On July 31, 2018, upon the consummation of the IPO and as required by the terms of the Secured Notes, the principal and interest outstanding of the Secured Notes was paid in full and 408,000 units (376,000 units to related parties), each unit consisting each of a share of common stock and a warrant to purchase of a share of common stock at an exercise price of $6.25 per share and 408,000 Unit Warrants (376,000 Unit Warrants to related parties) were issued, as a result of which the obligation of the Company with respect to Senior Secured Notes were fully satisfied. The loss on extinguishment of the Secured Notes was $3,399,902.
For the three months ended March 31, 2018, interest expense for the Secured Notes was $7,560.

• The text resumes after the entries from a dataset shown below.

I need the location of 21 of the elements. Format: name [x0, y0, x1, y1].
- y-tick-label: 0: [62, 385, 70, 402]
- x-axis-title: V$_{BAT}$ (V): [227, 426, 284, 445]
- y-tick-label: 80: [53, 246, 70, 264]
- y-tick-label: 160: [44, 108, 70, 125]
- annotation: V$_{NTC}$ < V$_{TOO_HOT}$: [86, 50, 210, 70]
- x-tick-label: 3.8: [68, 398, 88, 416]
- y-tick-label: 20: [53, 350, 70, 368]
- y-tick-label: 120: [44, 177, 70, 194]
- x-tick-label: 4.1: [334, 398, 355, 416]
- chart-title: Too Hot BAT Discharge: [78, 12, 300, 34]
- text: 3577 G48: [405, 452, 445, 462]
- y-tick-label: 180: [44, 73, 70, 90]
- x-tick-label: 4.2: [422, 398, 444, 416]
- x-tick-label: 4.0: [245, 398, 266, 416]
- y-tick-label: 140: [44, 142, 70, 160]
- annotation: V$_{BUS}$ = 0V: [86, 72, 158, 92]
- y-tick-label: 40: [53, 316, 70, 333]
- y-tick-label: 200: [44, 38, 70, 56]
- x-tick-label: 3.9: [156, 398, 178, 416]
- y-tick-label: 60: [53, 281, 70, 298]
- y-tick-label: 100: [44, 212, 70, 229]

On June 3, 2018, the Company entered into a Security Purchase Agreement pursuant to which it issued a note in the principal amount of $325,000 to one accredited institutional investor (the "June 2018 Senior Note"). The June 2018 Senior Note ranked pari passu with respect to seniority as to payment with the $510,000 in then outstanding other Secured Notes, senior as to payment as to all other outstanding debt and was secured by a lien on substantially all of the Company's assets. The June 2018 Senior Note was issued at an original issue discount of 15.4%, or $50,000, did not bear interest and was payable on March 5, 2019 or upon an earlier event of default, including, without limitation, a change of control of the Company. The June 2018 Senior Note was convertible into shares of the Company's common stock at a conversion price of $2.00 per share, subject to adjustment for certain dilutive issuances. The Company also issued to the investor a warrant to purchase 300,000 shares of its common stock exercisable at $3.75 per share which will be exercisable for a term of five years. As a result of this beneficial conversion feature and issuance of warrants, additional discounts of $275,000 were recognized.
On December 19, 2018, the holder of the June 2018 Senior Note elected to convert the entire outstanding principal of $325,000 into shares of common stock at the conversion price of $2.00 per share, as a result of which the Company issued to the holder 162,500 shares of common stock and the Company's obligations under the June 2018 Senior Note were fully satisfied. At the time of conversion the amortization of the remaining discounts to the June 2018 Senior Note was accelerated and recognized as interest expense of $186,397.